The young Russian, in his fourth year as a professional, is worried about the coming mountain stages.
Stage 12, from Scalenghe to Briançon, will be "the hardest mountain stage I've ever ridden. Normally on a training ride I never get higher than 1500 metres, in some races in Spain we rode passes above 2000 metres, but you can't compare a 2.2 stage race to the Giro, they are worlds apart in terms of speed and competition. On the other hand I'm comfortable with the altitude, judging from my track experience in Mexico.
"Frankly speaking, I was afraid of the Giro before the start as I thought it would be 20 Tours of Flanders (my horrifying ProTour debut race).

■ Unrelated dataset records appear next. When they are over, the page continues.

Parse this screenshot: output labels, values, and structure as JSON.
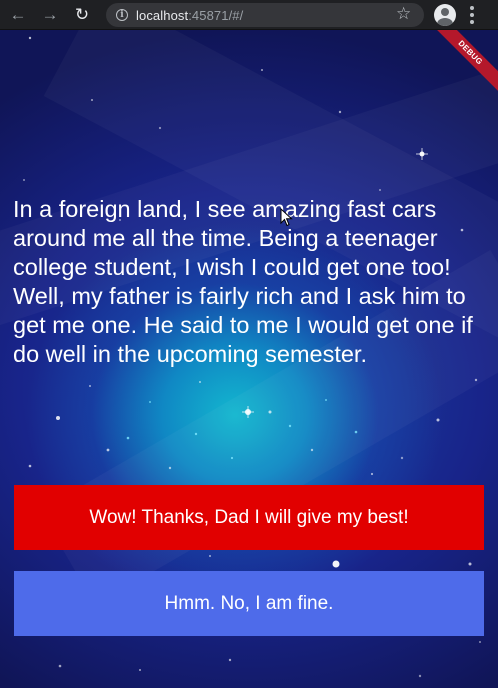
{
  "browser": {
    "url_host": "localhost",
    "url_rest": ":45871/#/",
    "icons": {
      "back": "arrow-left-icon",
      "forward": "arrow-right-icon",
      "reload": "reload-icon",
      "site_info": "info-icon",
      "bookmark": "star-icon",
      "profile": "profile-icon",
      "menu": "more-vert-icon"
    }
  },
  "app": {
    "debug_banner": "DEBUG",
    "story_text": "In a foreign land, I see amazing fast cars around me all the time. Being a teenager college student, I wish I could get one too! Well, my father is fairly rich and I ask him to get me one. He said to me I would get one if do well in the upcoming semester.",
    "choice_1": "Wow! Thanks, Dad I will give my best!",
    "choice_2": "Hmm. No, I am fine."
  },
  "colors": {
    "choice_1_bg": "#e10000",
    "choice_2_bg": "#4e6bea",
    "story_text": "#ffffff",
    "debug_banner": "#b4182b"
  }
}
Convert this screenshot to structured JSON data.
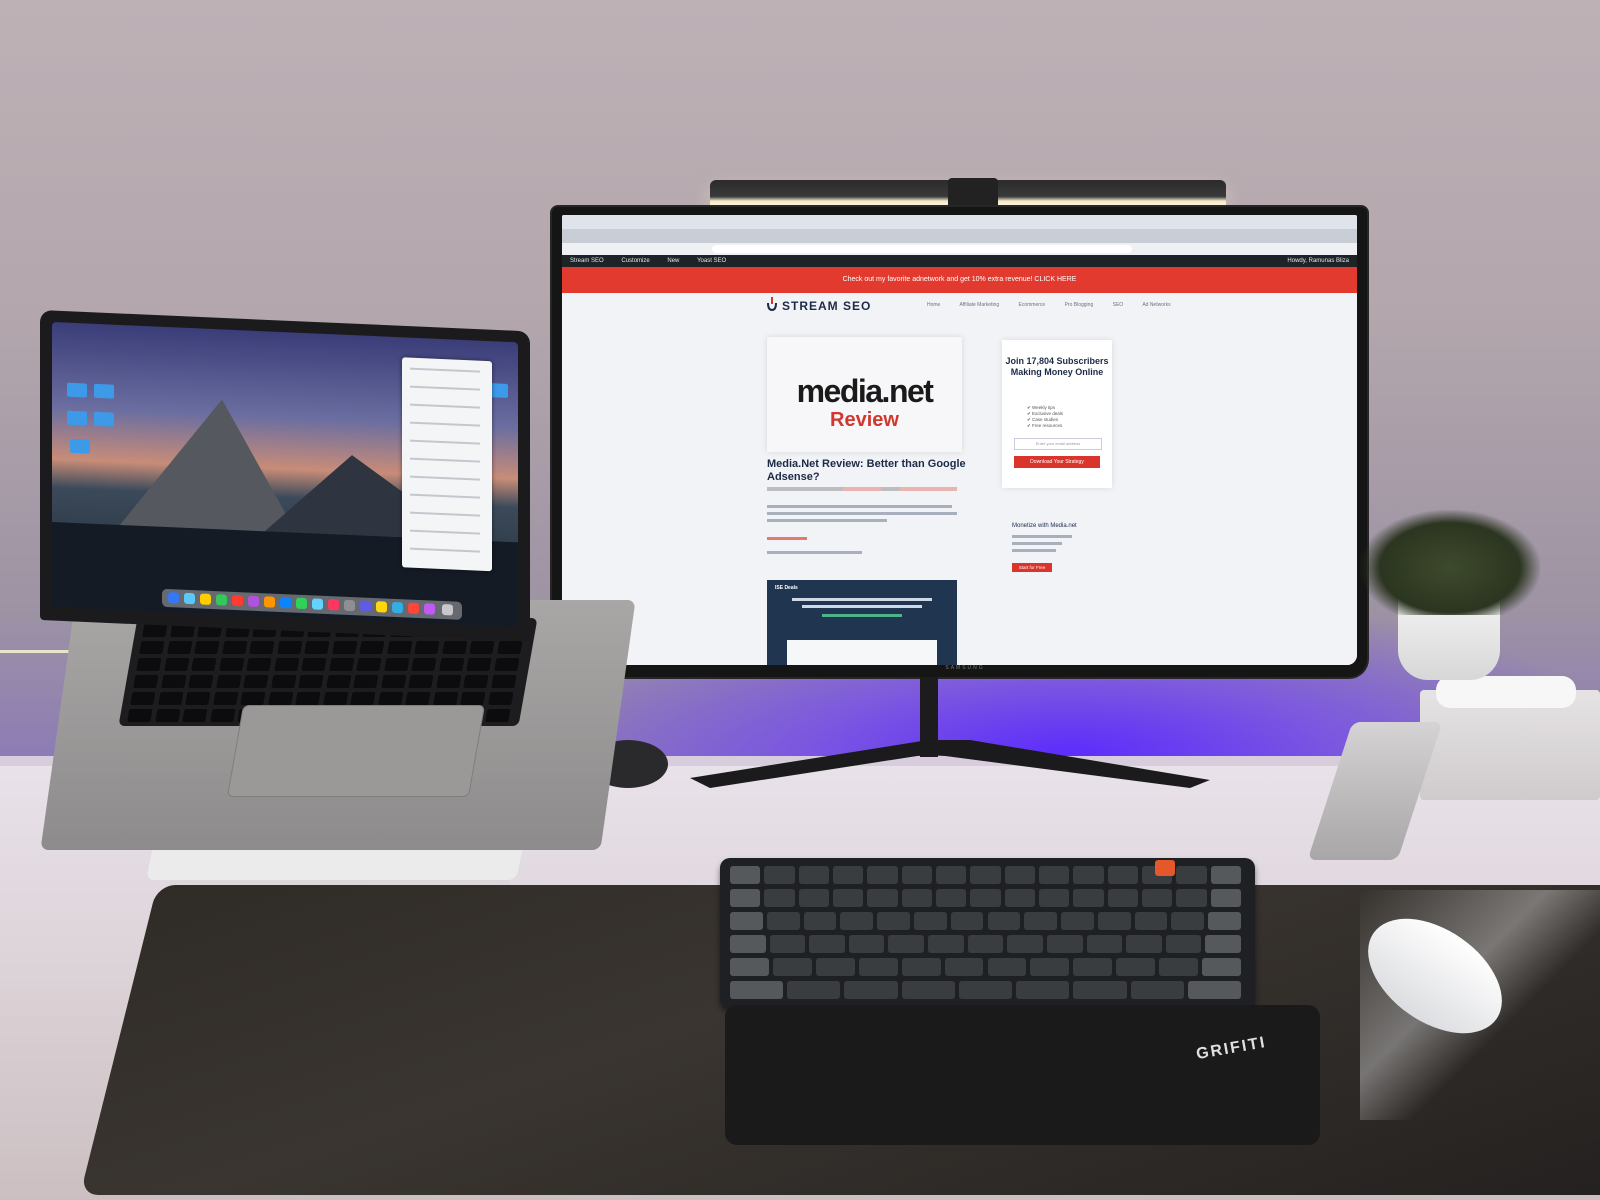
{
  "monitor": {
    "wp_bar": [
      "Stream SEO",
      "Customize",
      "New",
      "Yoast SEO",
      "Howdy, Ramunas Bliza"
    ],
    "promo_text": "Check out my favorite adnetwork and get 10% extra revenue! CLICK HERE",
    "site_logo": "STREAM SEO",
    "nav": [
      "Home",
      "Affiliate Marketing",
      "Ecommerce",
      "Pro Blogging",
      "SEO",
      "Ad Networks"
    ],
    "hero_title": "media.net",
    "hero_subtitle": "Review",
    "post_title": "Media.Net Review: Better than Google Adsense?",
    "sidebar_heading": "Join 17,804 Subscribers Making Money Online",
    "sidebar_list": [
      "✔ Weekly tips",
      "✔ Exclusive deals",
      "✔ Case studies",
      "✔ Free resources"
    ],
    "sidebar_input_placeholder": "Enter your email address",
    "sidebar_button": "Download Your Strategy",
    "sidebar2_label": "Monetize with Media.net",
    "sidebar2_button": "Start for Free",
    "ad_title": "ISE Deals",
    "stand_brand": "SAMSUNG"
  },
  "wrist_rest_brand": "GRIFITI",
  "colors": {
    "accent_red": "#e23a2e",
    "underglow": "#5a28ff",
    "site_navy": "#1c2b46"
  }
}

It turned out the Giro is slightly less wild. The more I come to terms with the Giro, the stronger I feel. Perhaps getting to Milan is not just a daydream of mine."
Re-live stage 11 by reading Cyclingnews' live report.
Wiesenhof stops sponsorship at end of year
Team Wiesenhof will have to look for a new title sponsor. The sponsor firm Gruppe Wiesenhof announced Thursday that it would end its engagement as of the end of this year.
"The current conditions and developments in professional cycling have brought us to this step," said Peter Wesjohann, a member of the company's board of directors.
Wiesenhof is a Professional Continental team. The company has sponsored various teams since 2001, mostly amateur and junior teams.
"It wasn't an easy decision, especially since there is a great spirit on the current Wiesenhof-Felt team, and they have done good work. We would like to thank our riders and the management. The decision not to extend our contract which expires December 31, 2007, has nothing to do with the team management or riders in any way, but only with the current situation in professional cycling."